Когда за Фончито захлопнулась дверь, женщины еще долго стояли недвижно и безмолвно. В церкви Вирхен-дель-Пилар ударили в колокол. Залаяла собака.

— Уму непостижимо, — проговорила наконец донья Лукреция. — Как только он отважился прийти сюда!

— Что действительно уму непостижимо, так это ваша доброта, — отрезала служанка. — Вы, стало быть, его простили? А ведь он специально заманил вас в ловушку, чтобы поссорить с хозяином. Да вы у нас, сеньора, как есть, на небеса вознесетесь!

— Трудно сказать наверняка, была ли это на самом деле ловушка, под силу ли ребенку такое специально затеять, — задумчиво проговорила донья Лукреция, направляясь в ванную.

Она обращалась скорее к самой себе, однако Хустиниана сочла своим долгом возразить:

— Уж как не затеять, специально и затеял. Наш Фончито и не такое способен. Неужто вы сами до сих пор не поняли?

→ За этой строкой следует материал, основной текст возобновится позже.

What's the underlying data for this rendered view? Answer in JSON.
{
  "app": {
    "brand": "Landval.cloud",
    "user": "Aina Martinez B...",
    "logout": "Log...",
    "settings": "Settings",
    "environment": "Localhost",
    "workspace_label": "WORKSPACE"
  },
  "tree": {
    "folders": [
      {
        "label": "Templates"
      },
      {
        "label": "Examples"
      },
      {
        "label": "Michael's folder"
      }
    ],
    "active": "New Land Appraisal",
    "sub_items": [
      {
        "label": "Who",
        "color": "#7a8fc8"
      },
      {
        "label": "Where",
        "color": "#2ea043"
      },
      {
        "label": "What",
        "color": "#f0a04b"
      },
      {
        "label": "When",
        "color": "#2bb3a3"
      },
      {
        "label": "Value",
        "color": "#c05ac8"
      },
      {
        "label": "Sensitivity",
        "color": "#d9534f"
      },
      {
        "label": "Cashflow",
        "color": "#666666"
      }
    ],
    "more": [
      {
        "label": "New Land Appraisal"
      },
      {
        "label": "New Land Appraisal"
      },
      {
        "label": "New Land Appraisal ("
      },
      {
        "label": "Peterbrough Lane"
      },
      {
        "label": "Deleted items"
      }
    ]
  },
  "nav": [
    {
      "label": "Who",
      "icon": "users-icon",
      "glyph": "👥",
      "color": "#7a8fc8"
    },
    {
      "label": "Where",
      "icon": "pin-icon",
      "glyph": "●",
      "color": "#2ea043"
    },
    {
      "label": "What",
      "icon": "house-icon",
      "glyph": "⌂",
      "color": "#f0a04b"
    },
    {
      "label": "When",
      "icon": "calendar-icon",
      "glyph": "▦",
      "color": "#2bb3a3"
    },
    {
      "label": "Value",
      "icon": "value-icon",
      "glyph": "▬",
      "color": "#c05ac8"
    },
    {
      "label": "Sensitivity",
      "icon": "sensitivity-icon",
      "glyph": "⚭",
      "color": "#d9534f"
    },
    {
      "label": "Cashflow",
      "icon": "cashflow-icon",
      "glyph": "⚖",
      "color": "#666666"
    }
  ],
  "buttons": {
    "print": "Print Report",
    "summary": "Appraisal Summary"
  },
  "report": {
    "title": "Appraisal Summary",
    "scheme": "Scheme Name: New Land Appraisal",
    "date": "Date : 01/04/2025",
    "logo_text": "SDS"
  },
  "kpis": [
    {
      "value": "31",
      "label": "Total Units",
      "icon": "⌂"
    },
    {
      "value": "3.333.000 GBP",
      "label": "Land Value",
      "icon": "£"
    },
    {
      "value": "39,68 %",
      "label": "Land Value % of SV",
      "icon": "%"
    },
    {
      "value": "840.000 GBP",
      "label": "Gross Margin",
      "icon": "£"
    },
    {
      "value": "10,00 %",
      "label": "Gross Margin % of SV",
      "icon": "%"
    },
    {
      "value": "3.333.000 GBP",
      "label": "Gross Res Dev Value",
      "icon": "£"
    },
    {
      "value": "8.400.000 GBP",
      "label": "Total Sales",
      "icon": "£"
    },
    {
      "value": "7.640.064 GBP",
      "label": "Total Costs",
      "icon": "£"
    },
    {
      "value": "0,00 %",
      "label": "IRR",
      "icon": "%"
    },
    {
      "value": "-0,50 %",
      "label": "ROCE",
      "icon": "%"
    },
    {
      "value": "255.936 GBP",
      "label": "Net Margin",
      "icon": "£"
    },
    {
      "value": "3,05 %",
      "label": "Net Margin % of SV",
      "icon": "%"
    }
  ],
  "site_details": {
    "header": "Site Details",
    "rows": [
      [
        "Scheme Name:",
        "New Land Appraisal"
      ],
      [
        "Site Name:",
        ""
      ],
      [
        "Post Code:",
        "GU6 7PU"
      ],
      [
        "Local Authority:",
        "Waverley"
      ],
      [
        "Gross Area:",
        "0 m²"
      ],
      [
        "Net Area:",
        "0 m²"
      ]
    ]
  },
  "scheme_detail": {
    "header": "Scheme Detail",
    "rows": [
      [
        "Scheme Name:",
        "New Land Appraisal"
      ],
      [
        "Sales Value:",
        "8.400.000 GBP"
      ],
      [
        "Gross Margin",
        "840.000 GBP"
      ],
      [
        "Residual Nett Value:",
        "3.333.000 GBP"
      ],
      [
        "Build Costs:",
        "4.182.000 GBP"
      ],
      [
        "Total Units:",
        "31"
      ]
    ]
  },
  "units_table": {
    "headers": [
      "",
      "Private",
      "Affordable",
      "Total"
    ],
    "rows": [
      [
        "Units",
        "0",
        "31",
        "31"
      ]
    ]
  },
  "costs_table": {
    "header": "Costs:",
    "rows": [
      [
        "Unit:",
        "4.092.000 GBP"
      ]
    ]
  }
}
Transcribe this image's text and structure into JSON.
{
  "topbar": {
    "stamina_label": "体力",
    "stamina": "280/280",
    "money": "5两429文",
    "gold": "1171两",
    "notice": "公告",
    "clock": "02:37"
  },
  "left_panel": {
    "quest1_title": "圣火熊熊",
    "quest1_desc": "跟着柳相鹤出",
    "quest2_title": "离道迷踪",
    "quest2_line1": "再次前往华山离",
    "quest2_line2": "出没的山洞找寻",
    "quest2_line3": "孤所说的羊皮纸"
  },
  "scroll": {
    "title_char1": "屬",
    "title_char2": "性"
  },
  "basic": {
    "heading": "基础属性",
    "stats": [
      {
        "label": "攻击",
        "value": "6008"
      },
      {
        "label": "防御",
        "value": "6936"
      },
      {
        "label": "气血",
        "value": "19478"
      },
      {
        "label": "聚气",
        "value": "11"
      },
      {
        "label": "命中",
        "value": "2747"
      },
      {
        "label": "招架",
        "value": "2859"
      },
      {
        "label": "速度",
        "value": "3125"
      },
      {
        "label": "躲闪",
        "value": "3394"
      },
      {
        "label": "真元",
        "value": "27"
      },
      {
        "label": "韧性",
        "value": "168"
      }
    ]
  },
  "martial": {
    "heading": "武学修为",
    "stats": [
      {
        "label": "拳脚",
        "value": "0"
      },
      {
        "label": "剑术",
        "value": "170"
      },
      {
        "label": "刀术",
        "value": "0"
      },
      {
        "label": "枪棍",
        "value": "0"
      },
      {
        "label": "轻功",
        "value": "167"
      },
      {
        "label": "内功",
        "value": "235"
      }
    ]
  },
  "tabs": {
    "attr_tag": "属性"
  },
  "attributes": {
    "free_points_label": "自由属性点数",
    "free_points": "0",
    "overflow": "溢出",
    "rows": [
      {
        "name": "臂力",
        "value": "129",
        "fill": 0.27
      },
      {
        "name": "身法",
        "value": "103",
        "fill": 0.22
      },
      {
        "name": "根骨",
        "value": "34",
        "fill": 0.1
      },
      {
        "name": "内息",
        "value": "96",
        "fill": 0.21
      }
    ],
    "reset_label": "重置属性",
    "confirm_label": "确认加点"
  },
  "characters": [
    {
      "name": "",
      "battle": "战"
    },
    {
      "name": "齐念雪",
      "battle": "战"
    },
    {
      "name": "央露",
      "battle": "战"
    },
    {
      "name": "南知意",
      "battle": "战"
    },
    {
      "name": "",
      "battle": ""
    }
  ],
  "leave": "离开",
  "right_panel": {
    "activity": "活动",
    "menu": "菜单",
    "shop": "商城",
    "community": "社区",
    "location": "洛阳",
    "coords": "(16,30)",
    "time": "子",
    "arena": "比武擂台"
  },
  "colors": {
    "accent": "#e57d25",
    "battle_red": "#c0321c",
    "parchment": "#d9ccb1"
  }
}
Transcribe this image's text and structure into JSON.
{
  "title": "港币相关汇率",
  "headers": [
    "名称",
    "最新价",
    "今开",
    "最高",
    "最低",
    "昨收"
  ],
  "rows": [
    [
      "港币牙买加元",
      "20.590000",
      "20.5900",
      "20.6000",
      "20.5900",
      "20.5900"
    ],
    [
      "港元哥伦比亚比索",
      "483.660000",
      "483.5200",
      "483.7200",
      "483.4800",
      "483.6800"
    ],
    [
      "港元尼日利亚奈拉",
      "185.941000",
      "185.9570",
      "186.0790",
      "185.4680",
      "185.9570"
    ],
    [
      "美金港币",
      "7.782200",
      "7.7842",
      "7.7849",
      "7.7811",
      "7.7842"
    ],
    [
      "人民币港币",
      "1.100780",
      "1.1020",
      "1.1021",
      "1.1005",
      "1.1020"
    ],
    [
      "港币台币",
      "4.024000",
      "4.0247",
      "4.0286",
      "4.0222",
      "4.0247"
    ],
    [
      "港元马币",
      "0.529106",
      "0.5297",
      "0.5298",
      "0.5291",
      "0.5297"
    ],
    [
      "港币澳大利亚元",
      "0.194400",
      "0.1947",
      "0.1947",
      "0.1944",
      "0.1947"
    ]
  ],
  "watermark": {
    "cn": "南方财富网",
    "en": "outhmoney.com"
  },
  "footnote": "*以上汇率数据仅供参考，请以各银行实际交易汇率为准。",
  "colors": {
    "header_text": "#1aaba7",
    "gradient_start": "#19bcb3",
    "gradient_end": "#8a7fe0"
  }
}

«Возможно», — подумала донья Лукреция. Но ведь Фончито ребенок, всего лишь ребенок. Разве не так? По крайней мере, в этом сомневаться не приходилось. В ванной донья Лукреция смочила лоб холодной водой и придирчиво оглядела свое отражение в зеркале. Оказалось, что ее ноздри все еще дрожат от волнения, а под глазами залегли синие круги. Женщина приоткрыла рот, высунула кончик языка, который стал похож на высохшую змеиную шкурку. На память ей пришли игуаны и ящерицы Пьюры; их языки были такими же сухими. После разговора с Фончито донья Лукреция почувствовала себя одряхлевшей и словно окаменелой, совсем как эти памятники доисторических времен, уцелевшие на северных пустошах. Заученным жестом она развязала поясок и сбросила с плеч халат; шелк с едва слышным шорохом скользнул вниз, лаская кожу. Блестящая ткань развернулась у ее ног, словно лепестки огромного цветка. Все так же машинально, тяжело дыша, она переступила через халат и присела на биде, опустив крышку. Что теперь будет? Что ты станешь делать, Лукреция? Улыбки не получилось. Пока донья Лукреция пыталась успокоиться и справиться с дыханием, ее руки открывали краны душа, пускали то ледяную, то горячую воду, смешивали струи, делая их нежно ласкающими или жарко бьющими. Она вертелась под душем, поворачиваясь так и сяк, пока не нашла наконец удобную позу. Внезапно по ее спине пробежала дрожь.

— Может быть, он и вправду не ведал, что творит, — прошептала донья Лукреция, исполненная нежности к маленькому мальчику, которого неустанно проклинала последние полгода.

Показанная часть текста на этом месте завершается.